Minister wants ‘elite’ Fulbright programme to help minorities
THE Fulbright Commission must do more to attract students from ethnic minorities and disadvantaged backgrounds, says the universities minister.
Sam Gyimah said the Fulbright scholarship, which pays for British students to enrol at top US institutions such as Harvard or Yale and for Americans to study in the UK, has previously been seen as an “elite programme”.
But he said the scholarships should not be “limited to the privileged and well-off in society”, but “open to all and particularly disadvantaged students”.
At a 70th anniversary celebration for the Commission at the House of Commons, Mr Gyimah announced that Government funding for the Fulbright programme will rise by £400,000 to £1million for next year. He said the extra money should be used to enable students from deprived backgrounds to “benefit from what has historically been perceived as an elite programme”.
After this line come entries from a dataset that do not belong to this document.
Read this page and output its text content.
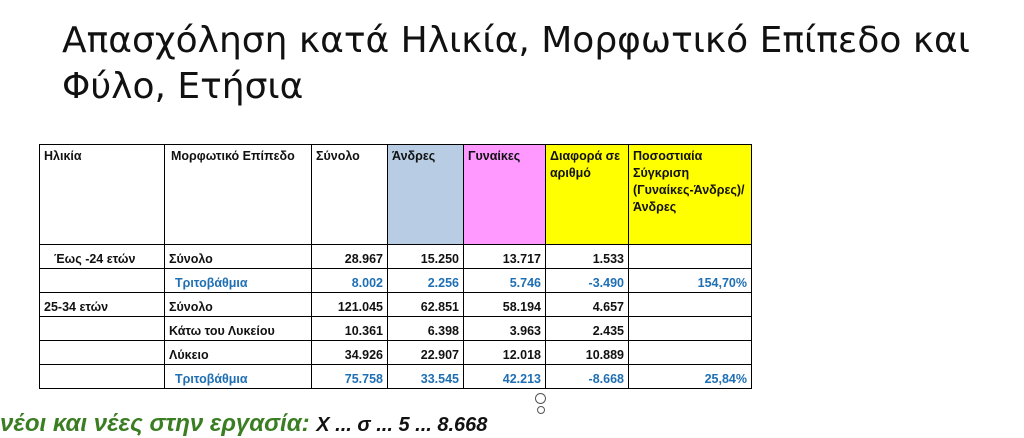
Απασχόληση κατά Ηλικία, Μορφωτικό Επίπεδο και Φύλο, Ετήσια
Ηλικία	Μορφωτικό Επίπεδο	Σύνολο	Άνδρες	Γυναίκες	Διαφορά σε αριθμό	Ποσοστιαία Σύγκριση (Γυναίκες-Άνδρες)/ Άνδρες
Έως -24 ετών	Σύνολο	28.967	15.250	13.717	1.533	
	Τριτοβάθμια	8.002	2.256	5.746	-3.490	154,70%
25-34 ετών	Σύνολο	121.045	62.851	58.194	4.657	
	Κάτω του Λυκείου	10.361	6.398	3.963	2.435	
	Λύκειο	34.926	22.907	12.018	10.889	
	Τριτοβάθμια	75.758	33.545	42.213	-8.668	25,84%
νέοι και νέες στην εργασία: Χ ... σ ... 5 ... 8.668
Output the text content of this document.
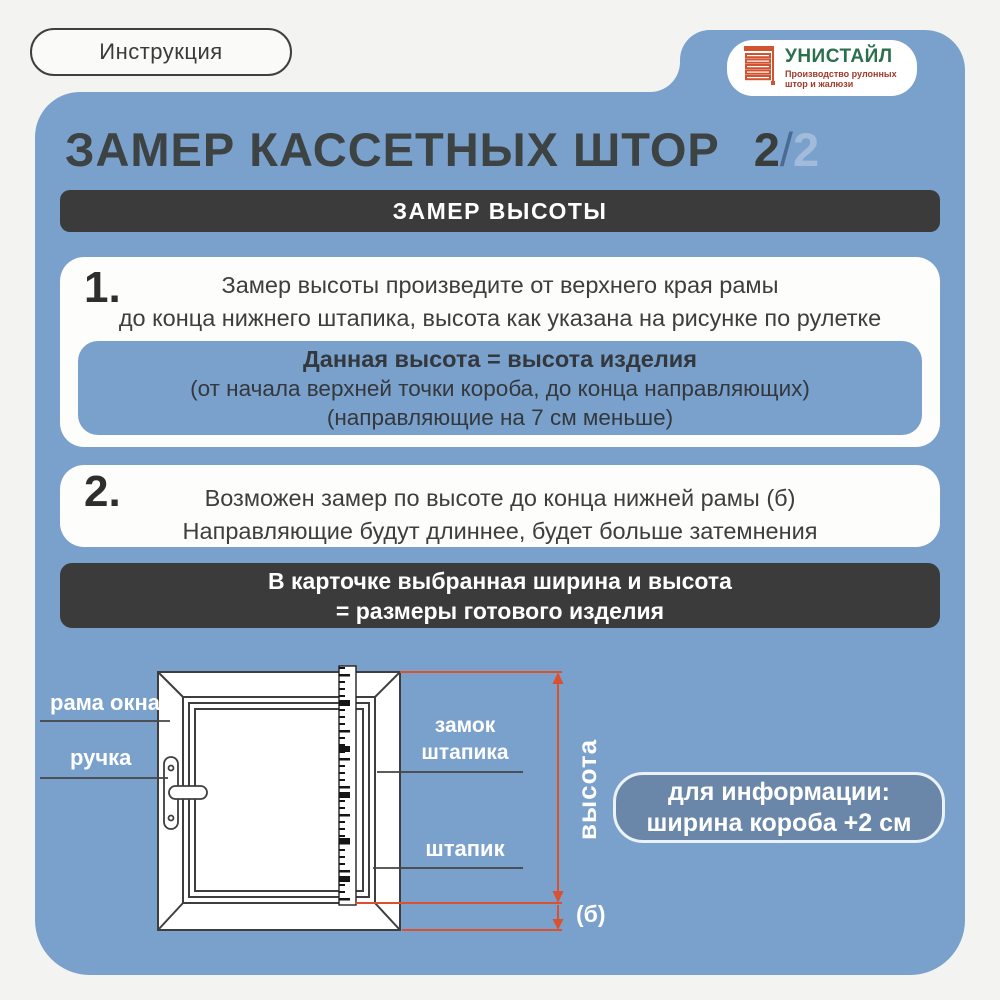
Инструкция	УНИСТАЙЛ
Производство рулонных
штор и жалюзи
ЗАМЕР КАССЕТНЫХ ШТОР 2/2
ЗАМЕР ВЫСОТЫ
1.	Замер высоты произведите от верхнего края рамы
до конца нижнего штапика, высота как указана на рисунке по рулетке
Данная высота = высота изделия
(от начала верхней точки короба, до конца направляющих)
(направляющие на 7 см меньше)
2.	Возможен замер по высоте до конца нижней рамы (б)
Направляющие будут длиннее, будет больше затемнения
В карточке выбранная ширина и высота
= размеры готового изделия
рама окна
ручка
замок штапика
штапик
высота
(б)
для информации:
ширина короба +2 см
His intervention comes as British universities face growing pressure to boost diversity in their intakes, with regulators warning that those who miss new “tougher” targets could be fined or even de-registered.
The number of privately educated British pupils going to American universities has risen by a fifth in three years, as the wealthiest families seek to give their children an advantage.
But Mr Gyimah said that studying in the US should be often to all. He added: “We have an education system where, for the super-rich, the world is their playground.
“There are huge advantages that come from that exposure. Allowing disadvantaged, bright and able students to have that sort of exposure can only be a good thing for our country.”